BatchUpdateException during inserts with jdbc driver

stasDomb commented 1 year ago

Hello. I have an issue with connection to Clickhouse with the driver (version 0.4.6). The problems with Inserts. There is an exception:

java.sql.BatchUpdateException: Unexpected end of file from server, server ClickHouseNode [uri=http://clickhouse.dwh.staging.com:8123/default]@-971229636 at com.clickhouse.jdbc.SqlExceptionUtils.batchUpdateError(SqlExceptionUtils.java:107) at com.clickhouse.jdbc.internal.InputBasedPreparedStatement.executeAny(InputBasedPreparedStatement.java:154) at com.clickhouse.jdbc.internal.AbstractPreparedStatement.executeLargeBatch(AbstractPreparedStatement.java:85)

I've tried change some timeouts on ClickHouse side, I've tested with several versions of driver. Still have this kind of problems. Inserts 10k-100k ch version - 23.3.8 driver - 0.4.6 It's not a blocker for me, because with retries the data is inserted but have at least 10 exceptions per hour.

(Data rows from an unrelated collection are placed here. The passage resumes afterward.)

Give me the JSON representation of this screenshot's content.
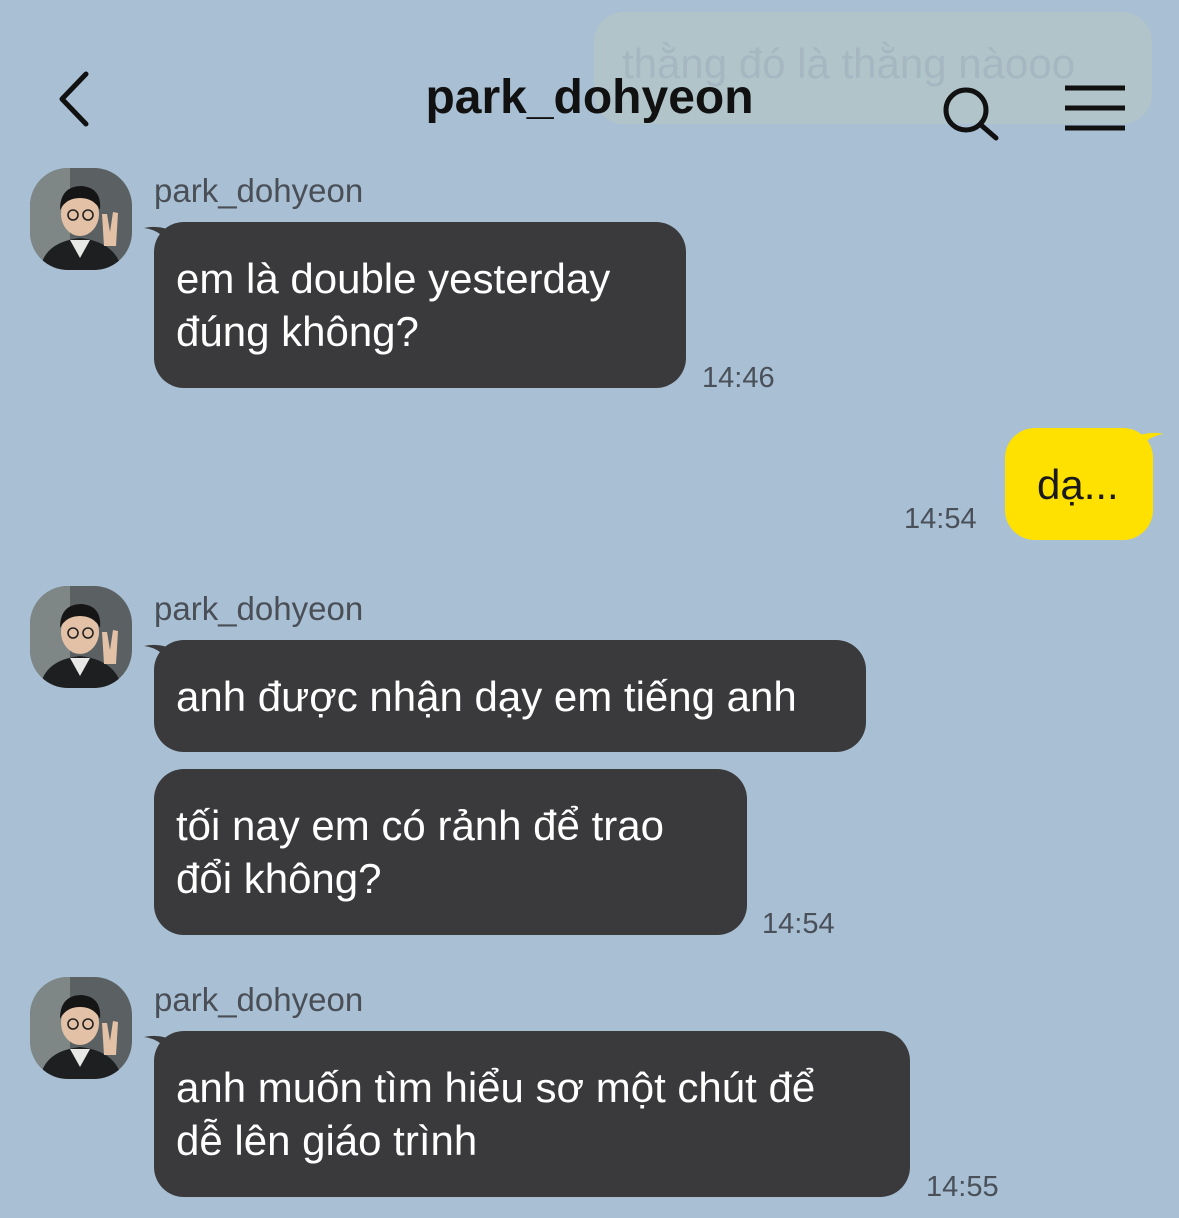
{
  "header": {
    "title": "park_dohyeon",
    "back_icon": "chevron-left-icon",
    "search_icon": "search-icon",
    "menu_icon": "menu-icon"
  },
  "background_overlay": {
    "text": "thằng đó là thằng nàooo"
  },
  "colors": {
    "background": "#A9BFD3",
    "incoming_bubble": "#3A3A3C",
    "outgoing_bubble": "#FFE100"
  },
  "messages": [
    {
      "sender": "park_dohyeon",
      "bubbles": [
        "em là double yesterday\nđúng không?"
      ],
      "time": "14:46"
    },
    {
      "sender": "me",
      "bubbles": [
        "dạ..."
      ],
      "time": "14:54"
    },
    {
      "sender": "park_dohyeon",
      "bubbles": [
        "anh được nhận dạy em tiếng anh",
        "tối nay em có rảnh để trao\nđổi không?"
      ],
      "time": "14:54"
    },
    {
      "sender": "park_dohyeon",
      "bubbles": [
        "anh muốn tìm hiểu sơ một chút để\ndễ lên giáo trình"
      ],
      "time": "14:55"
    }
  ]
}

Could you please give me some advice?

zhicwu commented 1 year ago

Hi @stasDomb, thanks for reporting the issue. Is there any clue on server side? Are you using proxy between the client and server?

stasDomb commented 1 year ago

Hi @stasDomb, thanks for reporting the issue. Is there any clue on server side? Are you using proxy between the client and server?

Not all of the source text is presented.